In some ways, my approach to my work hasn’t changed at all since I took on a formal leadership role. Specifically, I’ve always looked outside of my own team and organization to find connections with peers from across the enterprise. By expanding what we consider our purview of responsibility and creating human connections with others who do the same, we have the opportunity to be far more impactful in what we do. This didn’t change when I developed into leading my own team.

As a team leader, though, it is my responsibility to set the conditions for my team members to be successful; to activate their capacity as productively as possible; and to do so with pride and confidence such that all contributions add up to a powerful shared execution. This requires setting a leadership intention to both coach and course-correct without compromising the humanity within our team. My expectations are high, and I am confident that, when we all show up well-informed and well-supported, our collective talent will deliver the results we need to succeed.

Christina Bassani. Photo courtesy of Seagate Technology.

As a leader with a busy schedule, how do you prioritize and deal with your to-do list each day?

Like most people, I have an ever-evolving list that I review regularly. I manage my time based on relationship to business priorities, alignment with a business cycle, and interest. Our mobile devices, chat threads, and other instant communication devices have trained us to be hyper-responsive to most demands. In this environment, it can be difficult to focus well enough to deliver a quality outcome. With this in mind, one of my favorite questions to ask is, “by when do you need this?” In doing so, I set the conditions that, unless it is urgent and aligned with a priority initiative, I’ll deliver the highest quality outcome when I can make space in my day to think, design, and deliver with quality.

What’s one strategy you’ve used when managing an individual or team that you think has been particularly effective?

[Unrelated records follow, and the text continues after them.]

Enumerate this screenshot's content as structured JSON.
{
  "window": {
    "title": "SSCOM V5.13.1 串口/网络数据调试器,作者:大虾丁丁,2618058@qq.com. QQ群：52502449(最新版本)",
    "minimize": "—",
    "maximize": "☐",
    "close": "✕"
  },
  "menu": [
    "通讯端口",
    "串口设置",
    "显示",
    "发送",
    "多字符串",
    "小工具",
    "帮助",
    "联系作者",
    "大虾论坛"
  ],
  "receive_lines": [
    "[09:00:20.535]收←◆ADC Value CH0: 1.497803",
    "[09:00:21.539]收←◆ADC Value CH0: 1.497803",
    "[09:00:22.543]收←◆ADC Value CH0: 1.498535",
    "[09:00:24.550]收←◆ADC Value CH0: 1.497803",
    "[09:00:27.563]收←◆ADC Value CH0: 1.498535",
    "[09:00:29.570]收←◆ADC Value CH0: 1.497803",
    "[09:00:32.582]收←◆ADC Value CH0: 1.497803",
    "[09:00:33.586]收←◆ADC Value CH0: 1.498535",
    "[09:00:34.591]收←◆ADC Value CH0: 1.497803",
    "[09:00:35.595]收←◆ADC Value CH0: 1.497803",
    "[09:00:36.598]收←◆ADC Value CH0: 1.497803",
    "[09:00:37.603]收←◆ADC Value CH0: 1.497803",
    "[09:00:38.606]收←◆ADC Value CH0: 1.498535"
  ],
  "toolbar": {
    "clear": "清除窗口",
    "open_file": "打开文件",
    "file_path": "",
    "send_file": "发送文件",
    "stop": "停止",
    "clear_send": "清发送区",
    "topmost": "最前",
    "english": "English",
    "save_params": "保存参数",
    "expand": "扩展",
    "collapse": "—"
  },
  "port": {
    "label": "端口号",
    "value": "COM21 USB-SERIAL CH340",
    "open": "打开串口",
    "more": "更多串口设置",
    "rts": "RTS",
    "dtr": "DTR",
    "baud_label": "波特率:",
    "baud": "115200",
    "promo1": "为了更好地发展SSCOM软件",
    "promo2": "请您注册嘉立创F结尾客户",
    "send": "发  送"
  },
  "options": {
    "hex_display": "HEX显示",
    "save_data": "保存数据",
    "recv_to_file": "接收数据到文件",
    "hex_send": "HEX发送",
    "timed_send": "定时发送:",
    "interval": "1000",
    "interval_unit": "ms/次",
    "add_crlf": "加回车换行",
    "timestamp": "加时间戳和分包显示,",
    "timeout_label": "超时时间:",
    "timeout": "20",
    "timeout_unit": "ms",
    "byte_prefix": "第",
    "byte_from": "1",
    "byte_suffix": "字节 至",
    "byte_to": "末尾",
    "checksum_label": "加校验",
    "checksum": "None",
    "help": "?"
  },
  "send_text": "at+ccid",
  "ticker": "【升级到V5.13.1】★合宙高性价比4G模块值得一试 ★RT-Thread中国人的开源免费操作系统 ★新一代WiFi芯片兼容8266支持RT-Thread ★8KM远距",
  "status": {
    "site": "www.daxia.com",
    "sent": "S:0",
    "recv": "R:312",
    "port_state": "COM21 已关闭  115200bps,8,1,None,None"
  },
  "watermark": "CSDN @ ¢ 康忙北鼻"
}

Demonstrating gratitude. I was working at another well-known Bay Area tech enterprise a few years ago and was speaking with a colleague. She said to me, “You use the word grateful a lot. I don’t hear that often. Why do you make it part of your language at work?” I shared with her that we all have a choice in how we show up every day in service of our company and in service of one another. 

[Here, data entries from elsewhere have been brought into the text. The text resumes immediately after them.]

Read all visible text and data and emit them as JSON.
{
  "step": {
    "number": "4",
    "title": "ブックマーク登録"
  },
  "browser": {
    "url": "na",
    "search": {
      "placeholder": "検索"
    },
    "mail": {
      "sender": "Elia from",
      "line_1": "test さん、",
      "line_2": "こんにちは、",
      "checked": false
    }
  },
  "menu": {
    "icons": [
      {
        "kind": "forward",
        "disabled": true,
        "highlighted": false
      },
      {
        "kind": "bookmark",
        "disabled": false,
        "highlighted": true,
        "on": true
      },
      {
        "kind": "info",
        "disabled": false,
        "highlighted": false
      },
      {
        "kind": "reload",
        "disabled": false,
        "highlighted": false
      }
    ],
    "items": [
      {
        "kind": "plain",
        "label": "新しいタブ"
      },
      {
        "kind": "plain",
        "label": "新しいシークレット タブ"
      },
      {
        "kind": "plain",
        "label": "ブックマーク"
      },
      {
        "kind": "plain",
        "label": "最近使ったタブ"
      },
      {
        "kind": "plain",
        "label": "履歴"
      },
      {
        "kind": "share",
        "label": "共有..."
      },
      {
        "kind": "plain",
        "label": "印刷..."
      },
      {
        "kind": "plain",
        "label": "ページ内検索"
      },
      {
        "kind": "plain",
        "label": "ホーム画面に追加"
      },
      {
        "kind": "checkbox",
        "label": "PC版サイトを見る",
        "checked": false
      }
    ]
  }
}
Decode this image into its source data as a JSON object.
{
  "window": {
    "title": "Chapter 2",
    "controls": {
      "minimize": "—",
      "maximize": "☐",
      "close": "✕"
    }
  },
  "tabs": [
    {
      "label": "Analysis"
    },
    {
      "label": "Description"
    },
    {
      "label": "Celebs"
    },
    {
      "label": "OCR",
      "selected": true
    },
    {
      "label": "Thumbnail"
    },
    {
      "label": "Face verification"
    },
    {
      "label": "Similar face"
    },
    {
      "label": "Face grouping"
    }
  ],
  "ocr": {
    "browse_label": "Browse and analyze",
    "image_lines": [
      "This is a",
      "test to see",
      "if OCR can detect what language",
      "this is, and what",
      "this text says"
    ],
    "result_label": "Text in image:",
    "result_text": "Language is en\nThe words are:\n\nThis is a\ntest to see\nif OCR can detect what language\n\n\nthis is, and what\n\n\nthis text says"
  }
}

I am grateful for those who show up with vulnerability, commitment, and contribution, because they choose to give of themselves and that makes a difference. Who wants to give their best if it feels like that effort goes into a void?

What’s the No. 1 thing you hope your direct reports are getting out of working with you?

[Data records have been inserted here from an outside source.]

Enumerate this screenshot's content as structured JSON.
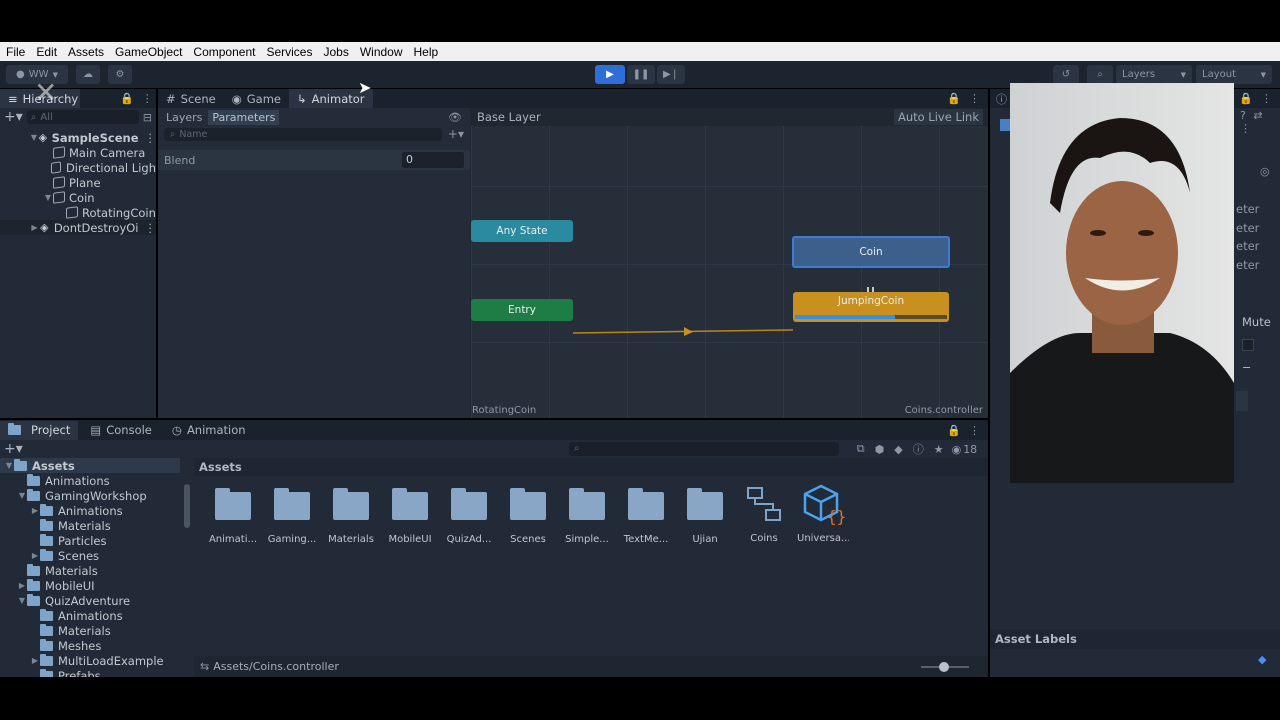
{
  "menu": [
    "File",
    "Edit",
    "Assets",
    "GameObject",
    "Component",
    "Services",
    "Jobs",
    "Window",
    "Help"
  ],
  "toolbar": {
    "account": "WW",
    "layers": "Layers",
    "layout": "Layout"
  },
  "hierarchy": {
    "tab": "Hierarchy",
    "search_placeholder": "All",
    "items": [
      {
        "label": "SampleScene",
        "level": 0,
        "kind": "unity-icon",
        "expanded": true
      },
      {
        "label": "Main Camera",
        "level": 1,
        "kind": "cube-icon"
      },
      {
        "label": "Directional Ligh",
        "level": 1,
        "kind": "cube-icon"
      },
      {
        "label": "Plane",
        "level": 1,
        "kind": "cube-icon"
      },
      {
        "label": "Coin",
        "level": 1,
        "kind": "cube-icon",
        "expanded": true
      },
      {
        "label": "RotatingCoin",
        "level": 2,
        "kind": "cube-icon"
      },
      {
        "label": "DontDestroyOi",
        "level": 0,
        "kind": "unity-icon",
        "expanded": false
      }
    ]
  },
  "center_tabs": [
    "Scene",
    "Game",
    "Animator"
  ],
  "animator": {
    "layers_tab": "Layers",
    "parameters_tab": "Parameters",
    "name_placeholder": "Name",
    "param_name": "Blend",
    "param_value": "0",
    "breadcrumb": "Base Layer",
    "auto_live_link": "Auto Live Link",
    "nodes": {
      "any_state": "Any State",
      "entry": "Entry",
      "coin": "Coin",
      "jumping_coin": "JumpingCoin"
    },
    "jumping_progress": 0.66,
    "footer_left": "RotatingCoin",
    "footer_right": "Coins.controller"
  },
  "bottom_tabs": [
    "Project",
    "Console",
    "Animation"
  ],
  "project": {
    "count": "18",
    "tree": [
      {
        "label": "Assets",
        "level": 0,
        "expanded": true,
        "selected": true
      },
      {
        "label": "Animations",
        "level": 1
      },
      {
        "label": "GamingWorkshop",
        "level": 1,
        "expanded": true
      },
      {
        "label": "Animations",
        "level": 2,
        "collapsed": true
      },
      {
        "label": "Materials",
        "level": 2
      },
      {
        "label": "Particles",
        "level": 2
      },
      {
        "label": "Scenes",
        "level": 2,
        "collapsed": true
      },
      {
        "label": "Materials",
        "level": 1
      },
      {
        "label": "MobileUI",
        "level": 1,
        "collapsed": true
      },
      {
        "label": "QuizAdventure",
        "level": 1,
        "expanded": true
      },
      {
        "label": "Animations",
        "level": 2
      },
      {
        "label": "Materials",
        "level": 2
      },
      {
        "label": "Meshes",
        "level": 2
      },
      {
        "label": "MultiLoadExample",
        "level": 2,
        "collapsed": true
      },
      {
        "label": "Prefabs",
        "level": 2
      }
    ],
    "breadcrumb": "Assets",
    "assets": [
      {
        "label": "Animati...",
        "type": "folder"
      },
      {
        "label": "Gaming...",
        "type": "folder"
      },
      {
        "label": "Materials",
        "type": "folder"
      },
      {
        "label": "MobileUI",
        "type": "folder"
      },
      {
        "label": "QuizAd...",
        "type": "folder"
      },
      {
        "label": "Scenes",
        "type": "folder"
      },
      {
        "label": "Simple...",
        "type": "folder"
      },
      {
        "label": "TextMe...",
        "type": "folder"
      },
      {
        "label": "Ujian",
        "type": "folder"
      },
      {
        "label": "Coins",
        "type": "animator-controller"
      },
      {
        "label": "Universa...",
        "type": "package"
      }
    ],
    "status_path": "Assets/Coins.controller"
  },
  "inspector": {
    "partial_labels": [
      "eter",
      "eter",
      "eter",
      "eter"
    ],
    "mute": "Mute",
    "asset_labels": "Asset Labels"
  },
  "colors": {
    "accent": "#2d6fd6",
    "entry_node": "#1e7c45",
    "any_state_node": "#2a8aa0",
    "default_state": "#c8901e",
    "selected_state": "#3d5f8c"
  }
}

Dignity. Everyone wants to be a part of a winning team, but they’ll only show up with their best gifts and effort if they feel like their humanity is acknowledged and respected.

How do you think about making sure your direct reports feel well-supported in their lives both in and out of the office?

Many years ago, I was curious about whether I could distill a few key human needs down to a list that was globally relevant. This is what I came up with and have found to be consistent no matter the level, language, or location of a team member: 

  • To belong

  • To contribute meaningfully to something that matters

  • To feel secure in their humanity

When these conditions are met, we can thrive as individuals and as a team.

What do you believe is the top thing managers must do when onboarding new employees? How did your own manager support you during this process?

Define the mission statement in terms of the company, the organization, the team, and the individual. It is important to know that a person’s job — where they spend a majority of their day — is contributing to something that matters.

My manager does this regularly through formal and informal forums. She leads through integrity, demonstrating the value that we bring to the business and the responsibility we have to bring accretive value by our presence.

Finally, what is your No. 1 piece of advice for other women who are moving into or want to move into leadership?

It is the same advice I’d give anyone, really: get involved outside of your own team. Be willing to share time with other teams or leaders to broaden your context for why and how we do what we do. At the same time, you’ll be giving others a chance to get to know you and your capabilities.